The Gaza Strip is a 140-square-mile area in the southwest of Israel that borders the Mediterranean Sea and Egypt, has a population of approximately 2 million people, and is controlled by Hamas. Hamas is an Islamist political movement that starkly rejects the existence of Israel and allows military force to achieve “the full and complete liberation of Palestine, from the river to the sea.”
Hamas beat Fatah in the 2007 Palestinian parliamentary elections. After this, Hamas seized independent control of the Gaza Strip from the Palestinian Authority and has controlled it ever since.

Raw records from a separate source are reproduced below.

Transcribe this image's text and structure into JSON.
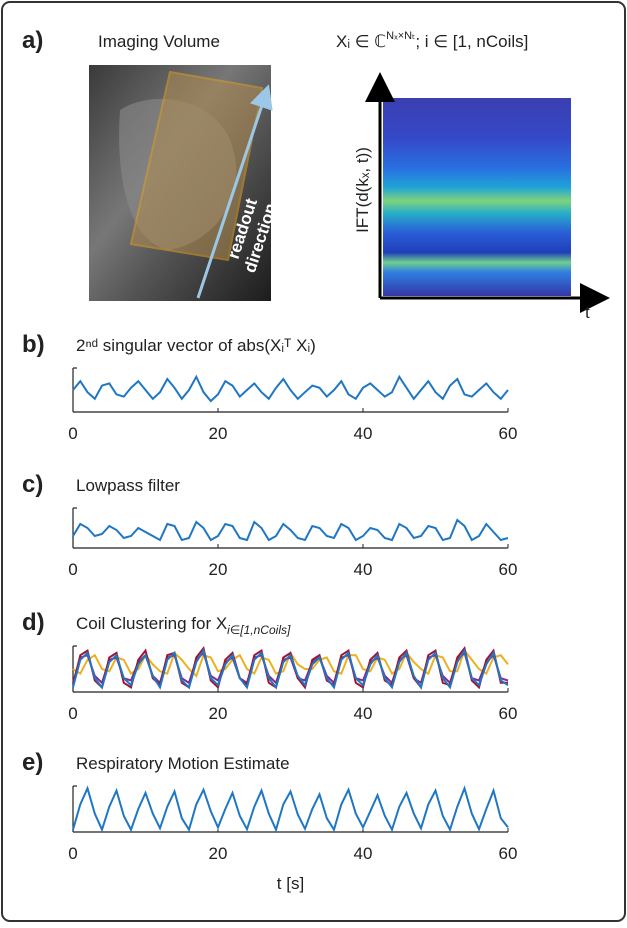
{
  "panel_a": {
    "label": "a)",
    "title": "Imaging Volume",
    "formula": [
      "Xᵢ ∈ ℂ",
      "Nₓ×Nₜ",
      "; i ∈ [1, nCoils]"
    ],
    "annotation": [
      "readout",
      "direction"
    ],
    "y_axis_label": "IFT(d(kₓ, t))",
    "x_axis_label": "t"
  },
  "chart_data": [
    {
      "type": "line",
      "label": "b)",
      "title": "2ⁿᵈ singular vector of abs(Xᵢᵀ Xᵢ)",
      "x": [
        0,
        1,
        2,
        3,
        4,
        5,
        6,
        7,
        8,
        9,
        10,
        11,
        12,
        13,
        14,
        15,
        16,
        17,
        18,
        19,
        20,
        21,
        22,
        23,
        24,
        25,
        26,
        27,
        28,
        29,
        30,
        31,
        32,
        33,
        34,
        35,
        36,
        37,
        38,
        39,
        40,
        41,
        42,
        43,
        44,
        45,
        46,
        47,
        48,
        49,
        50,
        51,
        52,
        53,
        54,
        55,
        56,
        57,
        58,
        59,
        60
      ],
      "xlim": [
        0,
        60
      ],
      "xticks": [
        0,
        20,
        40,
        60
      ],
      "ylim": [
        0,
        1
      ],
      "series": [
        {
          "color": "#1f77c4",
          "values": [
            0.5,
            0.7,
            0.45,
            0.3,
            0.6,
            0.65,
            0.4,
            0.35,
            0.55,
            0.7,
            0.5,
            0.3,
            0.45,
            0.75,
            0.55,
            0.3,
            0.5,
            0.8,
            0.45,
            0.25,
            0.4,
            0.7,
            0.6,
            0.35,
            0.5,
            0.65,
            0.45,
            0.3,
            0.55,
            0.75,
            0.5,
            0.3,
            0.45,
            0.6,
            0.55,
            0.35,
            0.5,
            0.7,
            0.4,
            0.3,
            0.55,
            0.65,
            0.5,
            0.35,
            0.45,
            0.8,
            0.55,
            0.3,
            0.5,
            0.7,
            0.45,
            0.3,
            0.6,
            0.75,
            0.4,
            0.35,
            0.5,
            0.65,
            0.45,
            0.3,
            0.5
          ]
        }
      ]
    },
    {
      "type": "line",
      "label": "c)",
      "title": "Lowpass filter",
      "x": [
        0,
        1,
        2,
        3,
        4,
        5,
        6,
        7,
        8,
        9,
        10,
        11,
        12,
        13,
        14,
        15,
        16,
        17,
        18,
        19,
        20,
        21,
        22,
        23,
        24,
        25,
        26,
        27,
        28,
        29,
        30,
        31,
        32,
        33,
        34,
        35,
        36,
        37,
        38,
        39,
        40,
        41,
        42,
        43,
        44,
        45,
        46,
        47,
        48,
        49,
        50,
        51,
        52,
        53,
        54,
        55,
        56,
        57,
        58,
        59,
        60
      ],
      "xlim": [
        0,
        60
      ],
      "xticks": [
        0,
        20,
        40,
        60
      ],
      "ylim": [
        0,
        1
      ],
      "series": [
        {
          "color": "#1f77c4",
          "values": [
            0.3,
            0.6,
            0.5,
            0.3,
            0.35,
            0.55,
            0.45,
            0.25,
            0.3,
            0.5,
            0.4,
            0.3,
            0.2,
            0.6,
            0.55,
            0.2,
            0.25,
            0.65,
            0.5,
            0.2,
            0.3,
            0.6,
            0.55,
            0.25,
            0.2,
            0.65,
            0.5,
            0.2,
            0.3,
            0.6,
            0.45,
            0.25,
            0.2,
            0.55,
            0.5,
            0.3,
            0.25,
            0.6,
            0.5,
            0.2,
            0.3,
            0.5,
            0.45,
            0.25,
            0.2,
            0.6,
            0.5,
            0.25,
            0.3,
            0.55,
            0.5,
            0.2,
            0.25,
            0.7,
            0.55,
            0.2,
            0.3,
            0.6,
            0.4,
            0.2,
            0.25
          ]
        }
      ]
    },
    {
      "type": "line",
      "label": "d)",
      "title": "Coil Clustering for X",
      "title_subscript": "i∈[1,nCoils]",
      "x": [
        0,
        1,
        2,
        3,
        4,
        5,
        6,
        7,
        8,
        9,
        10,
        11,
        12,
        13,
        14,
        15,
        16,
        17,
        18,
        19,
        20,
        21,
        22,
        23,
        24,
        25,
        26,
        27,
        28,
        29,
        30,
        31,
        32,
        33,
        34,
        35,
        36,
        37,
        38,
        39,
        40,
        41,
        42,
        43,
        44,
        45,
        46,
        47,
        48,
        49,
        50,
        51,
        52,
        53,
        54,
        55,
        56,
        57,
        58,
        59,
        60
      ],
      "xlim": [
        0,
        60
      ],
      "xticks": [
        0,
        20,
        40,
        60
      ],
      "ylim": [
        0,
        1
      ],
      "series": [
        {
          "color": "#edb120",
          "values": [
            0.5,
            0.4,
            0.7,
            0.8,
            0.5,
            0.45,
            0.75,
            0.7,
            0.4,
            0.5,
            0.8,
            0.6,
            0.45,
            0.4,
            0.85,
            0.7,
            0.5,
            0.35,
            0.8,
            0.75,
            0.45,
            0.5,
            0.7,
            0.8,
            0.5,
            0.4,
            0.75,
            0.7,
            0.4,
            0.45,
            0.85,
            0.6,
            0.5,
            0.5,
            0.7,
            0.75,
            0.45,
            0.4,
            0.8,
            0.8,
            0.5,
            0.45,
            0.75,
            0.7,
            0.4,
            0.5,
            0.85,
            0.65,
            0.5,
            0.4,
            0.8,
            0.75,
            0.45,
            0.45,
            0.9,
            0.7,
            0.5,
            0.4,
            0.75,
            0.8,
            0.6
          ]
        },
        {
          "color": "#7e2f8e",
          "values": [
            0.2,
            0.75,
            0.8,
            0.35,
            0.2,
            0.7,
            0.75,
            0.3,
            0.25,
            0.65,
            0.8,
            0.35,
            0.2,
            0.75,
            0.8,
            0.3,
            0.2,
            0.7,
            0.85,
            0.35,
            0.25,
            0.65,
            0.75,
            0.3,
            0.2,
            0.75,
            0.8,
            0.35,
            0.2,
            0.7,
            0.75,
            0.3,
            0.25,
            0.65,
            0.75,
            0.35,
            0.2,
            0.75,
            0.8,
            0.3,
            0.25,
            0.65,
            0.75,
            0.35,
            0.2,
            0.7,
            0.8,
            0.3,
            0.2,
            0.75,
            0.8,
            0.35,
            0.2,
            0.7,
            0.85,
            0.3,
            0.25,
            0.65,
            0.8,
            0.3,
            0.25
          ]
        },
        {
          "color": "#a2142f",
          "values": [
            0.15,
            0.8,
            0.9,
            0.25,
            0.1,
            0.75,
            0.85,
            0.2,
            0.1,
            0.7,
            0.9,
            0.3,
            0.15,
            0.8,
            0.85,
            0.2,
            0.1,
            0.75,
            0.95,
            0.25,
            0.1,
            0.7,
            0.85,
            0.3,
            0.15,
            0.8,
            0.9,
            0.2,
            0.1,
            0.75,
            0.85,
            0.3,
            0.1,
            0.7,
            0.8,
            0.25,
            0.15,
            0.8,
            0.9,
            0.2,
            0.1,
            0.7,
            0.85,
            0.25,
            0.15,
            0.75,
            0.9,
            0.3,
            0.1,
            0.8,
            0.9,
            0.2,
            0.15,
            0.75,
            0.95,
            0.25,
            0.1,
            0.7,
            0.9,
            0.2,
            0.2
          ]
        },
        {
          "color": "#1f77c4",
          "values": [
            0.1,
            0.7,
            0.85,
            0.3,
            0.1,
            0.65,
            0.8,
            0.3,
            0.15,
            0.6,
            0.8,
            0.35,
            0.1,
            0.7,
            0.85,
            0.25,
            0.1,
            0.65,
            0.9,
            0.3,
            0.15,
            0.6,
            0.8,
            0.3,
            0.1,
            0.7,
            0.85,
            0.3,
            0.1,
            0.65,
            0.8,
            0.35,
            0.15,
            0.6,
            0.75,
            0.3,
            0.1,
            0.7,
            0.85,
            0.3,
            0.15,
            0.6,
            0.8,
            0.3,
            0.1,
            0.65,
            0.85,
            0.35,
            0.1,
            0.7,
            0.85,
            0.3,
            0.1,
            0.65,
            0.9,
            0.3,
            0.15,
            0.6,
            0.85,
            0.25,
            0.15
          ]
        }
      ]
    },
    {
      "type": "line",
      "label": "e)",
      "title": "Respiratory Motion Estimate",
      "x_axis_label": "t [s]",
      "x": [
        0,
        1,
        2,
        3,
        4,
        5,
        6,
        7,
        8,
        9,
        10,
        11,
        12,
        13,
        14,
        15,
        16,
        17,
        18,
        19,
        20,
        21,
        22,
        23,
        24,
        25,
        26,
        27,
        28,
        29,
        30,
        31,
        32,
        33,
        34,
        35,
        36,
        37,
        38,
        39,
        40,
        41,
        42,
        43,
        44,
        45,
        46,
        47,
        48,
        49,
        50,
        51,
        52,
        53,
        54,
        55,
        56,
        57,
        58,
        59,
        60
      ],
      "xlim": [
        0,
        60
      ],
      "xticks": [
        0,
        20,
        40,
        60
      ],
      "ylim": [
        0,
        1
      ],
      "series": [
        {
          "color": "#1f77c4",
          "values": [
            0.05,
            0.6,
            0.95,
            0.4,
            0.05,
            0.55,
            0.9,
            0.35,
            0.05,
            0.5,
            0.85,
            0.4,
            0.08,
            0.55,
            0.88,
            0.3,
            0.05,
            0.6,
            0.92,
            0.45,
            0.1,
            0.5,
            0.85,
            0.35,
            0.06,
            0.55,
            0.9,
            0.4,
            0.05,
            0.6,
            0.88,
            0.38,
            0.07,
            0.5,
            0.82,
            0.3,
            0.05,
            0.6,
            0.92,
            0.4,
            0.1,
            0.45,
            0.8,
            0.35,
            0.05,
            0.55,
            0.85,
            0.4,
            0.08,
            0.6,
            0.9,
            0.35,
            0.05,
            0.55,
            0.95,
            0.4,
            0.06,
            0.5,
            0.9,
            0.3,
            0.1
          ]
        }
      ]
    }
  ]
}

To threaten Hamas, Israel then enforced a blockade of goods and other resources into Gaza, which stretched into ten years of conflict. During that time, Gaza has seen violence between Palestinian and Israeli forces regarding ownership of the land. These conflicts resulted in thousands of civilian casualties and poorly-maintained, overcrowded refugee camps in Gaza, which are often referred to as “open-air prisons.”

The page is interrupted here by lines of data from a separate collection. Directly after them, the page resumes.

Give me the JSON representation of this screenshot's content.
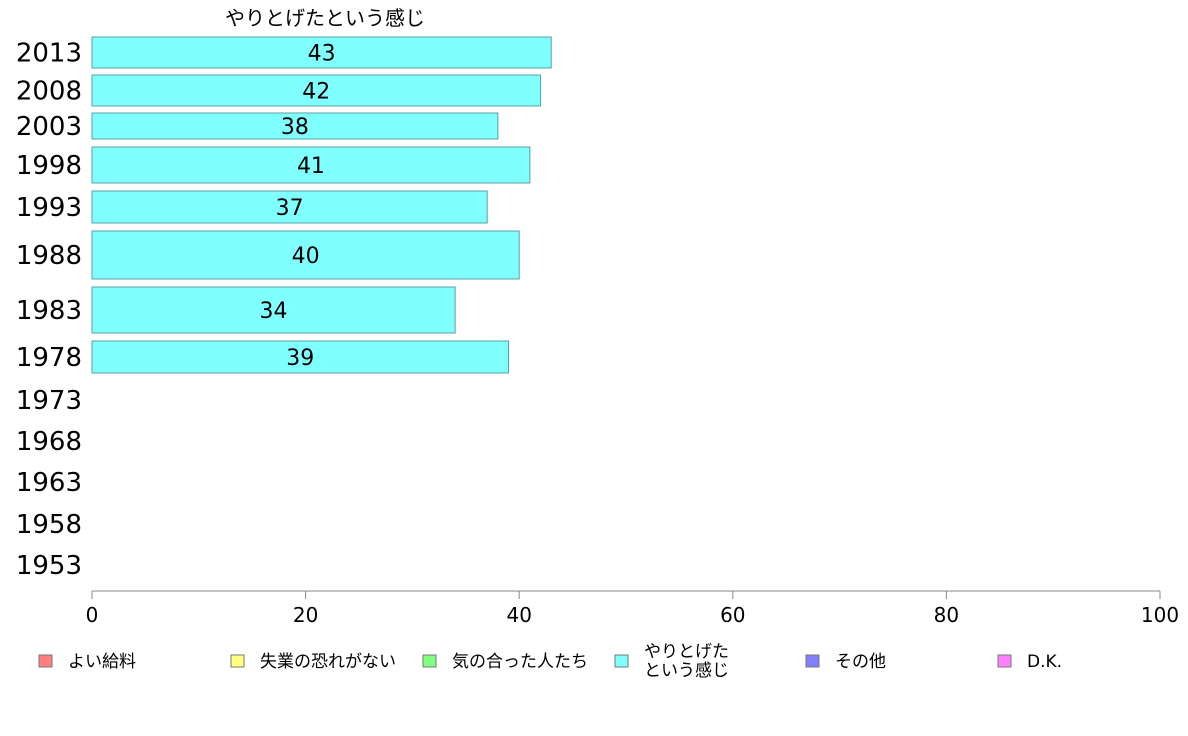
{
  "chart_data": {
    "type": "bar",
    "orientation": "horizontal",
    "title": "やりとげたという感じ",
    "categories": [
      "2013",
      "2008",
      "2003",
      "1998",
      "1993",
      "1988",
      "1983",
      "1978",
      "1973",
      "1968",
      "1963",
      "1958",
      "1953"
    ],
    "series": [
      {
        "name": "やりとげたという感じ",
        "color": "#80ffff",
        "values": [
          43,
          42,
          38,
          41,
          37,
          40,
          34,
          39,
          null,
          null,
          null,
          null,
          null
        ]
      }
    ],
    "xlim": [
      0,
      100
    ],
    "xticks": [
      "0",
      "20",
      "40",
      "60",
      "80",
      "100"
    ],
    "grid": false,
    "legend": {
      "placement": "bottom",
      "items": [
        {
          "label": "よい給料",
          "color": "#ff8080"
        },
        {
          "label": "失業の恐れがない",
          "color": "#ffff80"
        },
        {
          "label": "気の合った人たち",
          "color": "#80ff80"
        },
        {
          "label": "やりとげた\nという感じ",
          "color": "#80ffff"
        },
        {
          "label": "その他",
          "color": "#8080ff"
        },
        {
          "label": "D.K.",
          "color": "#ff80ff"
        }
      ]
    }
  }
}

Hamas representative Saleh al-Arouri said that the agreement between Hamas and Fatah was necessary to “advance the unity of [the Palestinian people] and reach our hopes and aspirations.”
Mahmoud Abbas, the President of the Palestinian National Authority, is expected to increase electricity to civilians in Gaza, and will visit within the next month—his first time there since 2007.
While similar claims of agreement between Hamas and Fatah have fallen through in the past few years, Palestinians hope that this initial step will result in a unified state for Palestine in the future.